Because of its intimate nature, chamber music has been described as “the music of friends”. For more than 100 years, chamber music was played primarily by amateur musicians in their homes, and even today, when chamber music performance has migrated from the home to the concert hall, many musicians, amateur and professional, still play chamber music for their own pleasure. Playing chamber music requires special skills, both musical and social, that differ from the skills required for playing solo or symphonic works.”
I have never been to either.
My friends Geeta and Koushik. as part of our current Vijayadashami festival, treated their friends and some members of their family to an evening of Carnatic Music and excellent food afterwards last Friday.
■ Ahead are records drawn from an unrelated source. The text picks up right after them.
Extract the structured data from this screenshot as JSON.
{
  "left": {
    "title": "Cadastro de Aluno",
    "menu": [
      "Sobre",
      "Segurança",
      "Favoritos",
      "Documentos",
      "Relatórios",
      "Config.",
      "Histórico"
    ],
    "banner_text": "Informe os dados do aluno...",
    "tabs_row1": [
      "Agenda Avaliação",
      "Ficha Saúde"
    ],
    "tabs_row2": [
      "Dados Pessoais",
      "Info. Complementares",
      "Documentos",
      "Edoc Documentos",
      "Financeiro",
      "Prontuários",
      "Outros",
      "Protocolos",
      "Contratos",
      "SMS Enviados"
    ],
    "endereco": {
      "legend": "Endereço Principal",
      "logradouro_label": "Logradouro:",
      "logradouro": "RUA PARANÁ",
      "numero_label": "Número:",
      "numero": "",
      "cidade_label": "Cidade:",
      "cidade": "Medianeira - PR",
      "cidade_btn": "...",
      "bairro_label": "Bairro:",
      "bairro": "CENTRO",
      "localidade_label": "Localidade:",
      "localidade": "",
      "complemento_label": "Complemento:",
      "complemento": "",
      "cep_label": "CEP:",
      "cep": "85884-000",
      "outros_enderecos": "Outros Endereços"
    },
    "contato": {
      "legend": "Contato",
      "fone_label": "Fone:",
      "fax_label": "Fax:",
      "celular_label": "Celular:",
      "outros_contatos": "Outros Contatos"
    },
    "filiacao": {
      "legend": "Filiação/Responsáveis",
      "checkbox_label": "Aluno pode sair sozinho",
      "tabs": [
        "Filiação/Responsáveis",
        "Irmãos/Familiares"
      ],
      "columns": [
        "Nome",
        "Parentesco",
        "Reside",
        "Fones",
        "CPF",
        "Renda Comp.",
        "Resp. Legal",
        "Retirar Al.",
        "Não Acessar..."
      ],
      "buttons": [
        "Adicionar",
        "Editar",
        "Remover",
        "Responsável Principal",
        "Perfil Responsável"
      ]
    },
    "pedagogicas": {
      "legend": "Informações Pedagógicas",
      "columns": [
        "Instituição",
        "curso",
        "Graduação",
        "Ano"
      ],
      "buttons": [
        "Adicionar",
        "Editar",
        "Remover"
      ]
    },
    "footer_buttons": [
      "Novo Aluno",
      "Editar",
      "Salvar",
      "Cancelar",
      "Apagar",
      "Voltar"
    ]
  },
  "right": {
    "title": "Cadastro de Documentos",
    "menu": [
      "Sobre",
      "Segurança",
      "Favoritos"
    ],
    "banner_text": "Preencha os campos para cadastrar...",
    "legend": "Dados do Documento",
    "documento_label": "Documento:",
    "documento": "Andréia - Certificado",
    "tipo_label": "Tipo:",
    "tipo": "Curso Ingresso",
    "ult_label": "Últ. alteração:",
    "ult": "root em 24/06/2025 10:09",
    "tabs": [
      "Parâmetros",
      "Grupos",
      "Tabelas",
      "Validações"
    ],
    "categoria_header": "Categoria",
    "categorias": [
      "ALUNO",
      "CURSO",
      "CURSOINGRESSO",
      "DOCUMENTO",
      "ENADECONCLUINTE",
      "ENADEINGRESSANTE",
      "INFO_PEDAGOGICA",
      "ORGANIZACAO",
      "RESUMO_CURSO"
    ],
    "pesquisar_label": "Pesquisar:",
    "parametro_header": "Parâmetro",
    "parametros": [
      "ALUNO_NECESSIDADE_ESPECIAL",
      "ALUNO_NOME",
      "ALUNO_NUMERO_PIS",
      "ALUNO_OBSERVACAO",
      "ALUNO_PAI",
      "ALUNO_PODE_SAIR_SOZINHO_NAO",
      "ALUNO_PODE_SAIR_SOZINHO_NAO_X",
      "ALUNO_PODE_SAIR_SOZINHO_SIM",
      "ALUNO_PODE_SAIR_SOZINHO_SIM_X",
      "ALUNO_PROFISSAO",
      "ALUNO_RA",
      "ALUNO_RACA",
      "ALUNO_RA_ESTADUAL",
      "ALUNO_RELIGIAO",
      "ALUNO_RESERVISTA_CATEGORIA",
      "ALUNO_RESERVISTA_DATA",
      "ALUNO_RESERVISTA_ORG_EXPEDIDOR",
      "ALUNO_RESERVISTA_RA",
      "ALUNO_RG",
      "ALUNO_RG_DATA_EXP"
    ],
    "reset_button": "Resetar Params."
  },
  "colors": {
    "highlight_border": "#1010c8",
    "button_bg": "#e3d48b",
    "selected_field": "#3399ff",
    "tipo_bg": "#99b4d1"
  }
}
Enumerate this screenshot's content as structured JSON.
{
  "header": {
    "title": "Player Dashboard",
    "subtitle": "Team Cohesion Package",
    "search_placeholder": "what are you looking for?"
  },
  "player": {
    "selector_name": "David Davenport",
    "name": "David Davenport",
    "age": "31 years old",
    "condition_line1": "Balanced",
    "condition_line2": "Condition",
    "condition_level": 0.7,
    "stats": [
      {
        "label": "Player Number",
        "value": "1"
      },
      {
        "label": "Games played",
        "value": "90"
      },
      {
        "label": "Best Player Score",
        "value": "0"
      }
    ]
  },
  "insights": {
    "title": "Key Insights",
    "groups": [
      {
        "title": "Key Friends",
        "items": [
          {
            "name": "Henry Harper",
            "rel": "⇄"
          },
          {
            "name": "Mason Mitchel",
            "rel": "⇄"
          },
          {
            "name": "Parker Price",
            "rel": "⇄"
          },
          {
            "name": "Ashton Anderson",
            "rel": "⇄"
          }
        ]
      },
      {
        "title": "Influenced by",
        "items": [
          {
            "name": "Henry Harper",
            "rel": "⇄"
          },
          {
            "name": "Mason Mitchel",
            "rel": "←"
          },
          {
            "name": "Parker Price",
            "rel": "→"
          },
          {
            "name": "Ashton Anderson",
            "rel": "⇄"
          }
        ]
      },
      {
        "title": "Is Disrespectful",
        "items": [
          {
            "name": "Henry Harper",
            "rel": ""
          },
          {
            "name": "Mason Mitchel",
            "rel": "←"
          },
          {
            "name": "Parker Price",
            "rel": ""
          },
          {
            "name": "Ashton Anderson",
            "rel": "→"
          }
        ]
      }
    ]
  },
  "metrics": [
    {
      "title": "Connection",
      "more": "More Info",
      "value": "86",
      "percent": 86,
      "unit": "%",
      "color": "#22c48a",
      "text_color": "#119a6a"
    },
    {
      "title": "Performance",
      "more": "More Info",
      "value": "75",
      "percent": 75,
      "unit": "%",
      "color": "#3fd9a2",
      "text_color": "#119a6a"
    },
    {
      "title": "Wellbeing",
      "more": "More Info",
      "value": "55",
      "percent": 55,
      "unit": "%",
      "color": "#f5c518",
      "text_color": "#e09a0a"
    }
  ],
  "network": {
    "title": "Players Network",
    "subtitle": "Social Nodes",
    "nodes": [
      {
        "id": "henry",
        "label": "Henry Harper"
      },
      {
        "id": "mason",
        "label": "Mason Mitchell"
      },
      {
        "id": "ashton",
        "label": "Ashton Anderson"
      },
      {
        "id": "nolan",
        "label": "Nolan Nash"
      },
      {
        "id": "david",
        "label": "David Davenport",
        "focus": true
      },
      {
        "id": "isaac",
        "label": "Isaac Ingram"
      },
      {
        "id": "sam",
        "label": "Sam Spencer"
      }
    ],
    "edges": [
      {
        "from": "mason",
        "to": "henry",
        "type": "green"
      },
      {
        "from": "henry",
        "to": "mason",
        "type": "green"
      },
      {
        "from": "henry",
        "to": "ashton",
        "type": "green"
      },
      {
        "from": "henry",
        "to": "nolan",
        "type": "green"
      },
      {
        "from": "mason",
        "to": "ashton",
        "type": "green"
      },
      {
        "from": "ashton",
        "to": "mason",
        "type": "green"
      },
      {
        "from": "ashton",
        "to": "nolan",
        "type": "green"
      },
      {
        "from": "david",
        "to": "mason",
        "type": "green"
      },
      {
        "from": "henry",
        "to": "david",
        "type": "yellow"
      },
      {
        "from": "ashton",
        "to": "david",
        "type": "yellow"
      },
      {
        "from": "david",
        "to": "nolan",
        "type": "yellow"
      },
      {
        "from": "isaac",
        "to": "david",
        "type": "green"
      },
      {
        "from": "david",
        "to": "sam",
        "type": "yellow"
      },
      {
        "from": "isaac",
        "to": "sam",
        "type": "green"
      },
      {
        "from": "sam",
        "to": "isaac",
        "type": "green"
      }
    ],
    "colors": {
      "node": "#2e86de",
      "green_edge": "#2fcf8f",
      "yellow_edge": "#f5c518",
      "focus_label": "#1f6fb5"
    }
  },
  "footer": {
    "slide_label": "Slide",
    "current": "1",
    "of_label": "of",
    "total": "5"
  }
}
It was a typically Indian adaptation of the Salon and Chamber Music combination called a Baithak. The performers were sitting on the floor and playing and some of the audience too did the same, though the older like me, preferred to sit on chairs.
It was two hours plus of sheer mesmerising Carnatic Music at its best. The singer Smt. Sushruti Santhanam, an accomplished artiste sound in theory as well as in rendition, introduced each piece to the audience, most of them unlike me, not comfortable with Tamil or Telugu, with English translation of the verses being sung as well as the background to each. Carnatic music is entirely devotional and often transports the performer as well as listeners to meditative states and this is exactly what Sushruti achieved with consummate ease. On two occasions I was moved to tears with her bhakti, something that has not happened to me in a long long time.
Her troupe, all amateurs, Smt. Aruna Sivaram on the violin, Sri. M.B.Harsha on the Mridangam and Smt. Sowmya Jayabharadwaj, with the Tanpura accompanying in singing, were equally brilliant and I was very impressed by the thani-avarthanam of the mridangam and the solo renderings of the violinist.
The icing on the cake was the post music session dinner of delicious South Indian cuisine. One particular item, a pickle took me back to many decades and I requested my hostess to let me have some to have at home which she gladly did.
All in all a delightful and unforgettable evening.